Sepulturas e capelas abandonadas de Agramonte abrigam colónia de gatos.
Autarquia prevê esterilização e campanha de adopção
Á porta do cemitério de Agramonte, no Porto, não há um buraquinho para estacionar carros. Há gente que, “numa fugida” à campa de familiares, deixa os veículos de qualquer forma. Porém, mal se entra no cemitério a confusão da cidade parece ficar a quilómetros de distância.
Talvez, por isso, este seja o local preferido para quem como Rosa Maria Dias, 65 anos, o visita diariamente para se sentir “em paz”. Espaço privilegiado para ela e para uma colónia de gatos que por ali vagueia, nos corredores de sepulturas abandonadas.
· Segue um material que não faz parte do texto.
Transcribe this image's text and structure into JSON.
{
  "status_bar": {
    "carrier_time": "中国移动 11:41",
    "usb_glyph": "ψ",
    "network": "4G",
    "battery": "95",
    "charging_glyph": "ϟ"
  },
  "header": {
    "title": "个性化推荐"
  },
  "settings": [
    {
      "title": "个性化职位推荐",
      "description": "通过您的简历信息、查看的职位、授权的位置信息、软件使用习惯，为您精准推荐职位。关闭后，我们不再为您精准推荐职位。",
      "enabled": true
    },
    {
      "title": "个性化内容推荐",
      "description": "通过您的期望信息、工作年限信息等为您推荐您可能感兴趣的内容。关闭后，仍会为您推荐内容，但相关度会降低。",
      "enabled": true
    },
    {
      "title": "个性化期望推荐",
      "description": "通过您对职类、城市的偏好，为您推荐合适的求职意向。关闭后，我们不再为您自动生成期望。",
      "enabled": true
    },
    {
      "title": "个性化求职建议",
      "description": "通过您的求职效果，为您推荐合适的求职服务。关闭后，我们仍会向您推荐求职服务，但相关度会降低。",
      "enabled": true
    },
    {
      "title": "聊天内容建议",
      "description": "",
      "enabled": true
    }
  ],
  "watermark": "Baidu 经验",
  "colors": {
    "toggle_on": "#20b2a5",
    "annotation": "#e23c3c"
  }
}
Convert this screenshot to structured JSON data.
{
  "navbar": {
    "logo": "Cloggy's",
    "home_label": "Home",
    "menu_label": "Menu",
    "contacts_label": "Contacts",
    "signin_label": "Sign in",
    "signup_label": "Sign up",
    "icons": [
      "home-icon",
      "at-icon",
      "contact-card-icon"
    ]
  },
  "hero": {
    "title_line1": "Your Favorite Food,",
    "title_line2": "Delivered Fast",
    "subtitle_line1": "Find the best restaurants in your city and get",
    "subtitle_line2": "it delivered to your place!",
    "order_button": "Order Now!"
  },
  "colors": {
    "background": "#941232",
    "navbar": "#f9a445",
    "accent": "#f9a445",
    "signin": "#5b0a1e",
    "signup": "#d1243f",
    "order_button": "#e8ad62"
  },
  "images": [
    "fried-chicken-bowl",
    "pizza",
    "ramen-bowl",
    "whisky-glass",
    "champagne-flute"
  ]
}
São às dezenas, de vários tamanhos e cores, ainda que predominem os felinos pretos e pretos e brancos. As diversas “famílias” que se espalham pelo cemitério têm ainda a particularidade de serem dominadas por fêmeas.
“Os vários cemitérios do Porto têm muitos gatos. Este não é excepção”, conta, ao JN, um dos funcionários de Agramonte, que já se “habituou” à presença dos animais, ao ponto de conhecer “os esconderijos”. “Ó Preta!”, chama o homem mal se cruza com uma gata que pára ao chamamento e fica a olhá-lo fixamente.
Aliás, outra característica desta comunidade de gatos é que, de tanto estar habituada ao entra e sai de pessoas, não se mostra muito assustada. Porém, tentar apanhar algum destes bichos pode tornar-se numa tarefa inglória.
O mesmo funcionário explicou que o aumento constante de gatos no cemitério de Agramonte fica a dever-se, sobretudo, a dois factores: “Às pessoas que abandonam os animais neste local e às outras que vêm de propósito dar-lhes comida”. “Ainda há uma semana deixaram aqui ficar mais dois pequeninos”,
acrescentou. Certo é que os lugares preferidos dos felinos no cemitério de Agramonte são os jazigos e capelas abandonados.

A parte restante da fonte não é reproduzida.